50. Somut olay açısından, bilirkişi incelemesi talebinin Yargıtayca dikkate alınmamasının, yargılamanın bir bütün olarak adil olup olmadığı açısından göz önünde bulundurulması gereken “silahların eşitliği” ve “çelişmeli yargılama” ilkelerini ihlal edip etmediğinin tespit edilmesi gerekir.
51. Ne İlk Derece Mahkemesi ne de Yargıtay TİB kayıtları ile adliye santral kayıtları arasında bir çelişki tespit etmemiştir. İlk Derece Mahkemesi, başvurucunun telefonundan kısa zaman aralıkları içerisinde adliye santralının 26 defa arandığını tespit etmiş, adliye santral kayıtlarına göre de başvurucunun telefonundan yapılan aramalardan birinin müşteki hâkimlerden birinin odasındaki telefona yapıldığını tespit etmiştir. Öte yandan Mahkeme yalnız bu kayıtlara dayanmamış, tanık beyanları ve müşteki beyan ve tutanaklarına da itibar etmiştir.

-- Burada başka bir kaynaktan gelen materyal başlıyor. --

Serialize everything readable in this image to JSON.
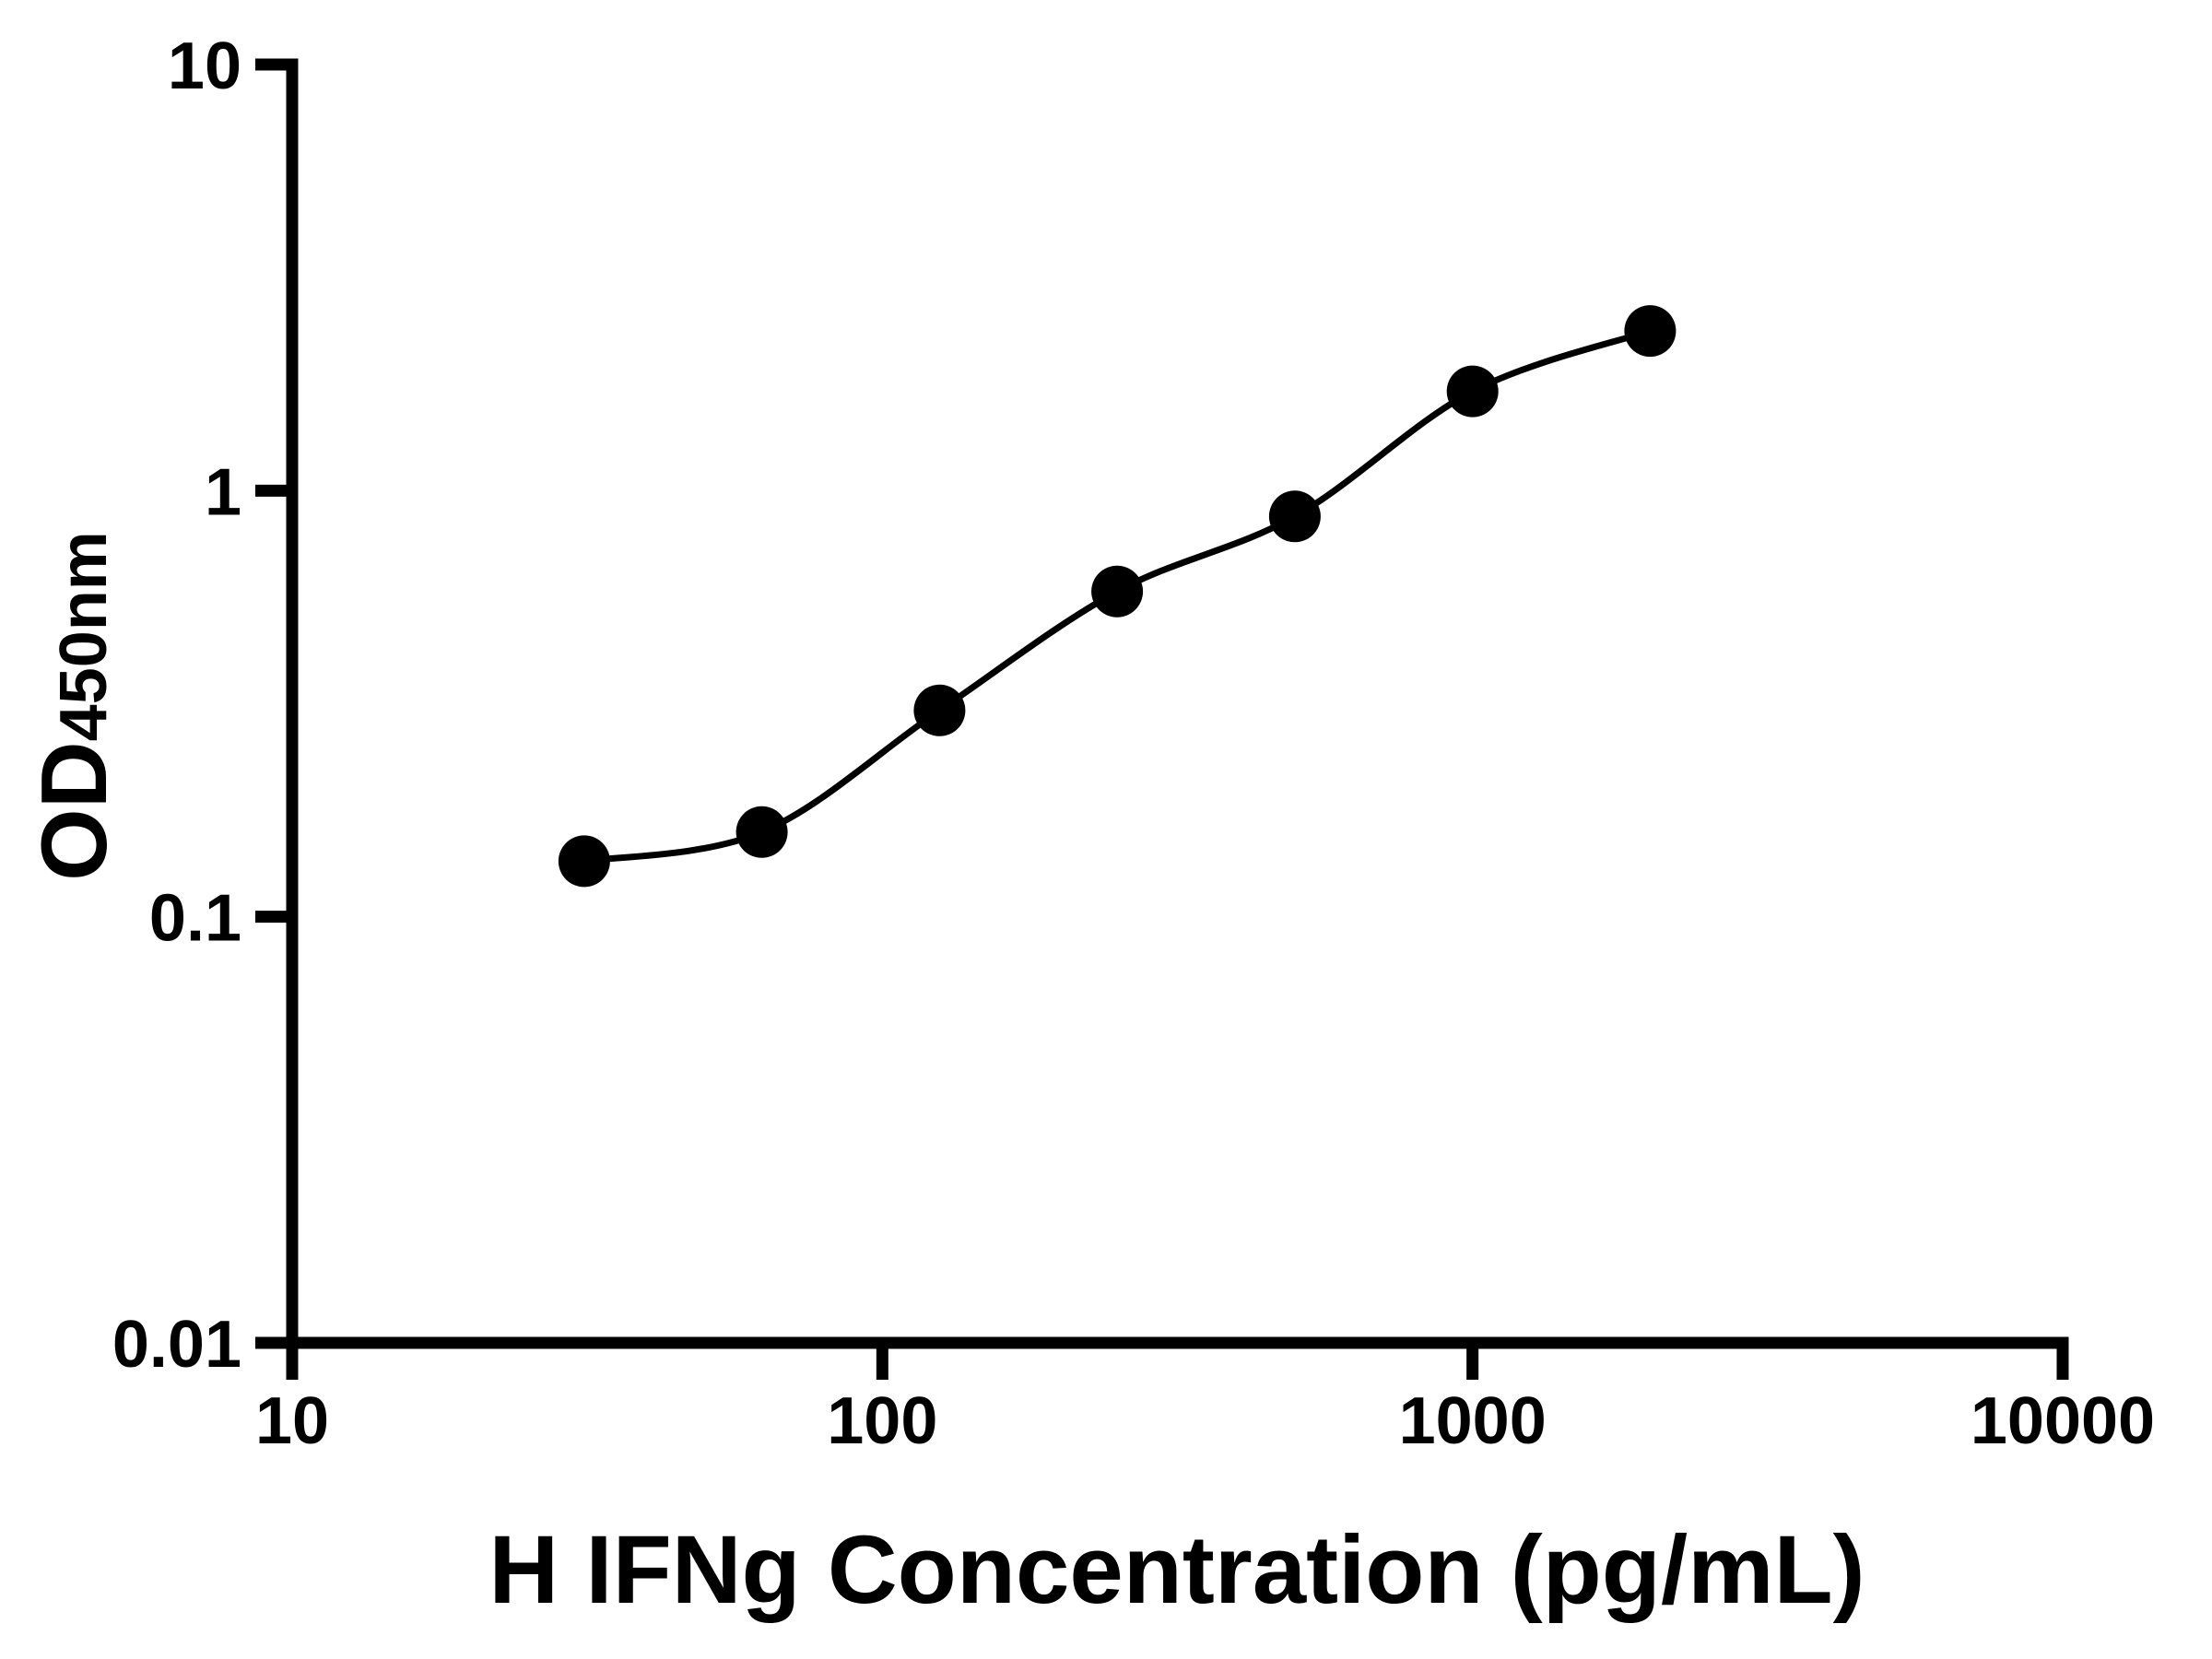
{
  "figure": {
    "background_color": "#ffffff",
    "foreground_color": "#000000"
  },
  "chart_data": {
    "type": "scatter",
    "title": "",
    "xlabel": "H IFNg Concentration (pg/mL)",
    "ylabel": "OD",
    "ylabel_subscript": "450nm",
    "x_scale": "log10",
    "y_scale": "log10",
    "xlim": [
      10,
      10000
    ],
    "ylim": [
      0.01,
      10
    ],
    "x_tick_values": [
      10,
      100,
      1000,
      10000
    ],
    "x_tick_labels": [
      "10",
      "100",
      "1000",
      "10000"
    ],
    "y_tick_values": [
      10,
      1,
      0.1,
      0.01
    ],
    "y_tick_labels": [
      "10",
      "1",
      "0.1",
      "0.01"
    ],
    "grid": false,
    "legend": false,
    "series": [
      {
        "marker": "filled-circle",
        "color": "#000000",
        "line": "smooth-sigmoid-fit",
        "x": [
          31.25,
          62.5,
          125,
          250,
          500,
          1000,
          2000
        ],
        "y": [
          0.135,
          0.158,
          0.305,
          0.58,
          0.87,
          1.71,
          2.37
        ]
      }
    ]
  }
}
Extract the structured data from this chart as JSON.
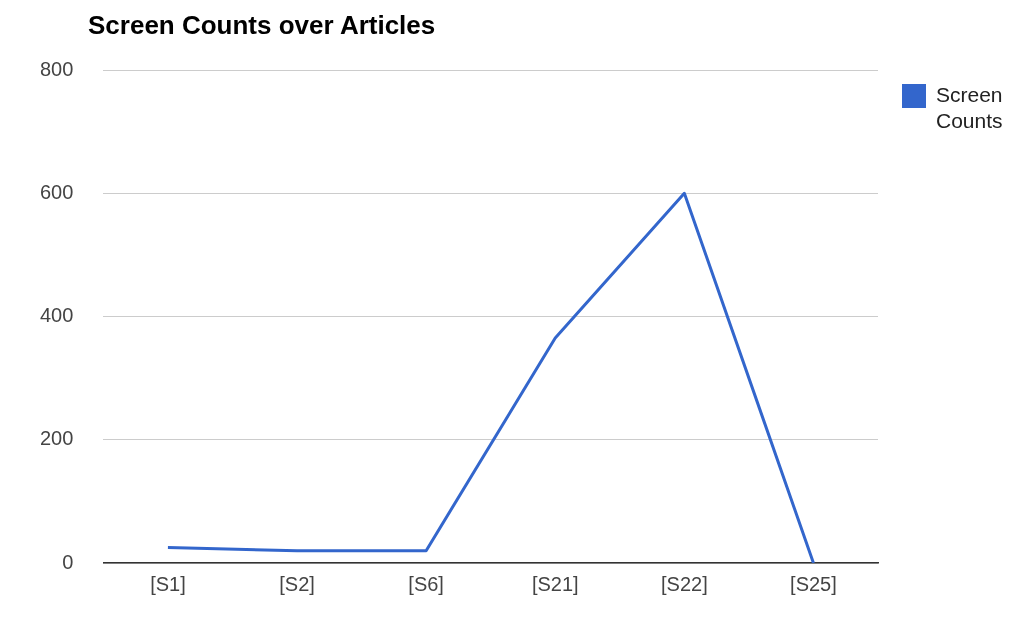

Son olarak yargılama konusuna ilişkin delillerin mutlaka yargılama makamınca belirlenecek uzmanlarca değerlendirilmesi zorunluluğu da bulunmamaktadır.
52. Başvurucunun değerlendirmeleri ile İlk Derece Mahkemesi ve Yargıtayın ulaştıkları sonuçların farklı olması başvurucunun aleyhine ortaya konulan delillere etkili olarak itiraz edemediği ve çelişme ilkesine uyulmadığı anlamına gelmez. İlaveten, başvurucunun ileri sürdüğü teknik konudaki bilirkişi raporu alınmamış olmasının yargılamanın bütününü etkileyecek nitelikte olduğu kanaatine de ulaşılamamıştır.
53. Açıklanan nedenlerle, başvurucunun yargılandığı davada tanıkların usulüne uygun olarak dinlenmediği, tanık dinletme ve bilirkişi incelemesi yaptırma taleplerinin kabul edilmediği yönündeki iddialarının “açıkça dayanaktan yoksun” olduğuna karar verilmesi gerekir.
V. HÜKÜM
Açıklanan gerekçelerle;
A. Başvurucunun süresi içinde başvuruyu yapamamasına ilişkin mazeretinin KABULÜNE,
B. Başvurunun, “açıkça dayanaktan yoksun olması” nedeniyle KABUL EDİLEMEZ OLDUĞUNA,
C. Yargılama giderlerinin başvurucu üzerinde bırakılmasına,
4/11/2014 tarihinde OY BİRLİĞİYLE karar verildi.